The Financial Stability Board (FSB) published for consultation 10 high-level recommendations to address the regulatory, supervisory and oversight challenges raised by global stablecoin arrangements. Technological innovation in the financial sector continues apace and with the COVID-19 pandemic, and alternatives to cash may become yet more attractive. So-called stablecoins, like other crypto-assets, have the potential to enhance the efficiency of the provision of financial services, but may also generate risks to financial stability.
The activities associated with global stablecoins and the risks they may pose can span across banking, payments and securities/investment regulatory regimes both within jurisdictions and across borders. These potential risks may change over time, and so challenge the effectiveness of existing regulatory, supervisory and oversight approaches.
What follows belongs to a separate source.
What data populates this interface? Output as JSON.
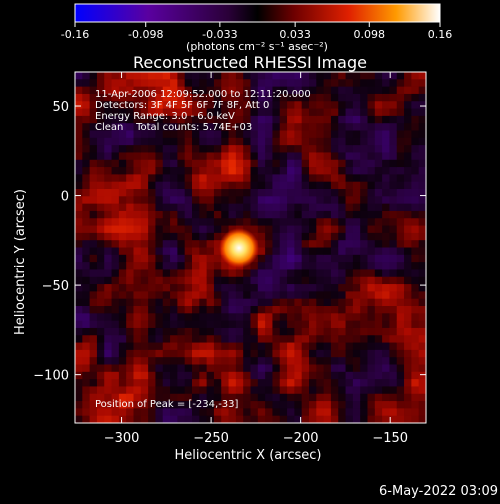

Ensuring the appropriate regulatory approach within jurisdictions across sectors and borders will therefore be important.
The FSB’s recommendations call for regulation, supervision and oversight that is proportionate to the risks, and stress the need for flexible, efficient, inclusive, and multi-sectoral cross-border cooperation, coordination and information sharing arrangements that take into account the evolution of global stablecoin arrangements and the risks they may pose over time. They apply the principle of ‘same business – same risks – same rules’, independent of the underlying technology.
The report also highlights key international financial regulatory standards from the Basel Committee, the Financial Action Task Force, the Committee of Payments and Market Infrastructures and the International Organization of Securities Commissions that could apply to global stablecoins.